Given the wartime grand alliance between Britain, the United States, and the Soviet Union, it was highly expedient for the Western governments to blame the Germans too, notwithstanding suspicions that the Soviets were the guilty party. But after the war, doubts grew about the authenticity of the medical evidence and about witness testimony presented by the Soviet commission of enquiry. Polish émigré organizations, in particular, waged a long campaign to expose the truth about the crime of Katyn. In 1952 a U.S. congressional committee concluded that the NKVD had conducted the massacre. This was very much a cold war verdict, but most independent observers also agreed that the Soviets were responsible for the murders. Questions remained, however, about the precise circumstances in which the massacre took place. Were the killings a panic measure in the face of German invasion in 1941? Was this a local action by the NKVD, acting on its own initiative rather than on orders from Moscow?
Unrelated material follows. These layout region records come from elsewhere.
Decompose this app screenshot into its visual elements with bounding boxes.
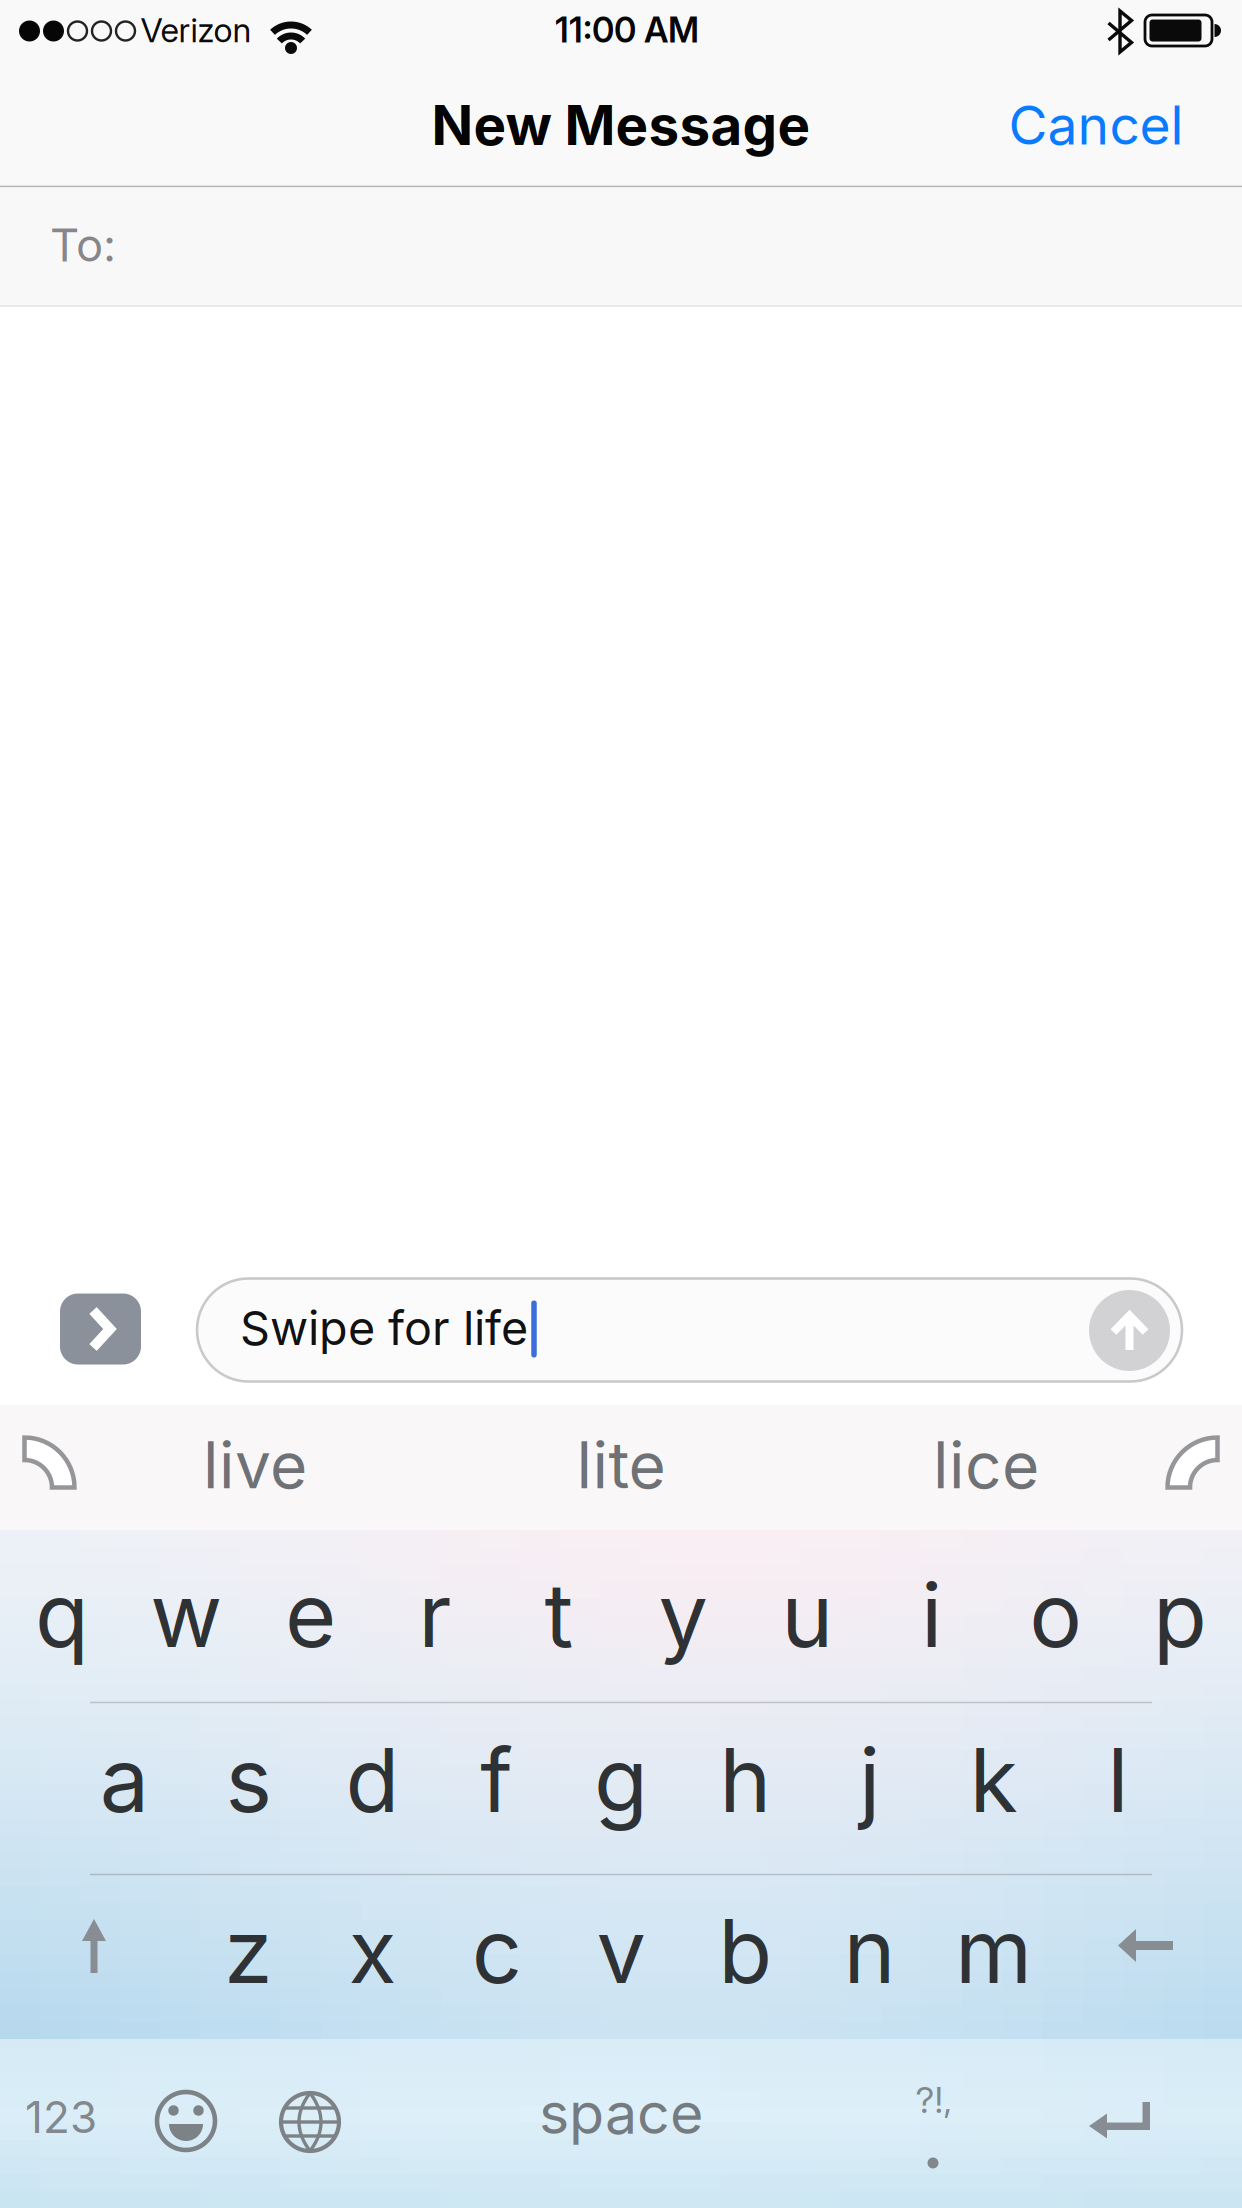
staticText: lice (933, 1427, 1039, 1503)
button[interactable]: Delete (1086, 1866, 1210, 2026)
staticText: Verizon (140, 10, 252, 50)
staticText: Swipe for life (240, 1300, 528, 1356)
staticText: Cancel (1008, 94, 1184, 156)
staticText: x (349, 1899, 397, 2003)
staticText: b (718, 1899, 772, 2003)
button[interactable]: Shift (32, 1866, 156, 2026)
staticText: s (225, 1728, 271, 1832)
button[interactable]: c (435, 1871, 559, 2031)
button[interactable]: s (186, 1697, 310, 1863)
staticText: r (418, 1563, 451, 1667)
staticText: j (859, 1728, 880, 1832)
staticText: h (719, 1728, 771, 1832)
button[interactable]: One-handed keyboard right (1157, 1423, 1237, 1503)
button[interactable]: 123 (0, 2042, 123, 2192)
button[interactable]: b (683, 1871, 807, 2031)
staticText: n (843, 1899, 895, 2003)
button[interactable]: live (105, 1409, 405, 1521)
button[interactable]: q (0, 1532, 124, 1698)
button[interactable]: Emoji (131, 2051, 241, 2191)
staticText: q (35, 1563, 89, 1667)
staticText: f (480, 1728, 513, 1832)
staticText: c (472, 1899, 522, 2003)
button[interactable]: Next keyboard (255, 2052, 365, 2192)
button[interactable]: u (745, 1532, 869, 1698)
button[interactable]: z (186, 1871, 310, 2031)
button[interactable]: x (311, 1871, 435, 2031)
button[interactable]: g (559, 1697, 683, 1863)
button[interactable]: App drawer (60, 1294, 141, 1364)
staticText: u (781, 1563, 833, 1667)
staticText: space (539, 2079, 703, 2147)
button[interactable]: lite (471, 1409, 771, 1521)
staticText: p (1153, 1563, 1207, 1667)
button[interactable]: r (373, 1532, 497, 1698)
staticText: d (346, 1728, 400, 1832)
button[interactable]: p (1118, 1532, 1242, 1698)
staticText: e (285, 1563, 336, 1667)
button[interactable]: h (683, 1697, 807, 1863)
button[interactable]: One-handed keyboard left (5, 1423, 85, 1503)
staticText: o (1029, 1563, 1082, 1667)
staticText: t (544, 1563, 573, 1667)
button[interactable]: w (124, 1532, 248, 1698)
button[interactable]: f (435, 1697, 559, 1863)
staticText: l (1107, 1728, 1128, 1832)
staticText: live (203, 1427, 307, 1503)
button[interactable]: e (248, 1532, 372, 1698)
button[interactable]: Punctuation (871, 2042, 995, 2202)
staticText: ?!, (916, 2079, 952, 2121)
button[interactable]: m (932, 1871, 1056, 2031)
staticText: g (594, 1728, 648, 1832)
button[interactable]: Cancel (971, 75, 1221, 175)
button[interactable]: y (621, 1532, 745, 1698)
button[interactable]: i (870, 1532, 994, 1698)
staticText: w (150, 1563, 222, 1667)
button[interactable]: j (807, 1697, 931, 1863)
staticText: lite (576, 1427, 666, 1503)
button[interactable]: v (559, 1871, 683, 2031)
staticText: New Message (432, 93, 810, 157)
button[interactable]: o (994, 1532, 1118, 1698)
staticText: k (970, 1728, 1018, 1832)
staticText: a (100, 1728, 149, 1832)
button[interactable]: k (932, 1697, 1056, 1863)
button[interactable]: Send (1089, 1290, 1170, 1371)
button[interactable]: d (311, 1697, 435, 1863)
button[interactable]: lice (836, 1409, 1136, 1521)
button[interactable]: space (411, 2038, 831, 2188)
staticText: i (921, 1563, 942, 1667)
staticText: y (659, 1563, 708, 1667)
staticText: z (224, 1899, 273, 2003)
button[interactable]: t (497, 1532, 621, 1698)
button[interactable]: l (1056, 1697, 1180, 1863)
button[interactable]: a (62, 1697, 186, 1863)
staticText: 123 (25, 2091, 97, 2143)
button[interactable]: n (807, 1871, 931, 2031)
staticText: m (955, 1899, 1032, 2003)
staticText: v (596, 1899, 646, 2003)
staticText: 11:00 AM (555, 10, 699, 50)
button[interactable]: Return (1043, 2042, 1193, 2202)
staticText: To: (50, 218, 116, 272)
How much did Stalin and the Soviet leadership know about the murders?
It was Mikhail Gorbachev's campaign for glasnost (openness) in the Soviet Union that led to the final resolution of these questions. The reforming Soviet leader was committed to the view that there should be no blank spots in Soviet history, and in October 1990, Gorbachev handed a over number of archival documents to the Polish government. These demonstrated beyond any doubt that the NKVD had carried out the killings. Gorbachev's initiative was partly the result of the discovery in June 1990 of the mass graves of the executed POWs from the Ostashkov and Starobelsk camps. Gorbachev had not, however, made public any of the politburo documents detailing the role of Stalin and the Soviet leadership in the decision-making process leading to the murders at Katyn and elsewhere. That task was carried out by Russian President Boris Yeltsin in October 1992. These revelations led to an extensive discussion in post-Soviet Russia of the Katyn affair.
SEE ALSO Massacres; Stalin, Joseph
BIBLIOGRAPHY
Polish Cultural Foundation (1965). The Crime of Katyn: Facts and Documents. London: Polish Cultural Foundation.
Katyn': Plenniki Neob'yavlennoi Voiny (Katyn: Prisoners of an Undeclared War) (1997). Moscow: Mezhdunarodhyi Fond "Demokratiya."
FCO Historians (2003). Katyn: British Reactions to the Katyn Massacre, 1943-2003. London: Foreign and Commonwealth Office.
"Stalin's Order to Shoot the Polish POWs in 1940." Available at http://www.katyn.org.au/beria.html.
U.S. Congress (1952). The Katyn Forest Massacre: Final Report of the Select Committee to Conduct an Investigation and Study of the Facts, Evidence and Circumstances of the Katyn Forest Massacre. Union Calendar No.792, House Report No.2505. Washington, D.C.: United States Government Printing Office.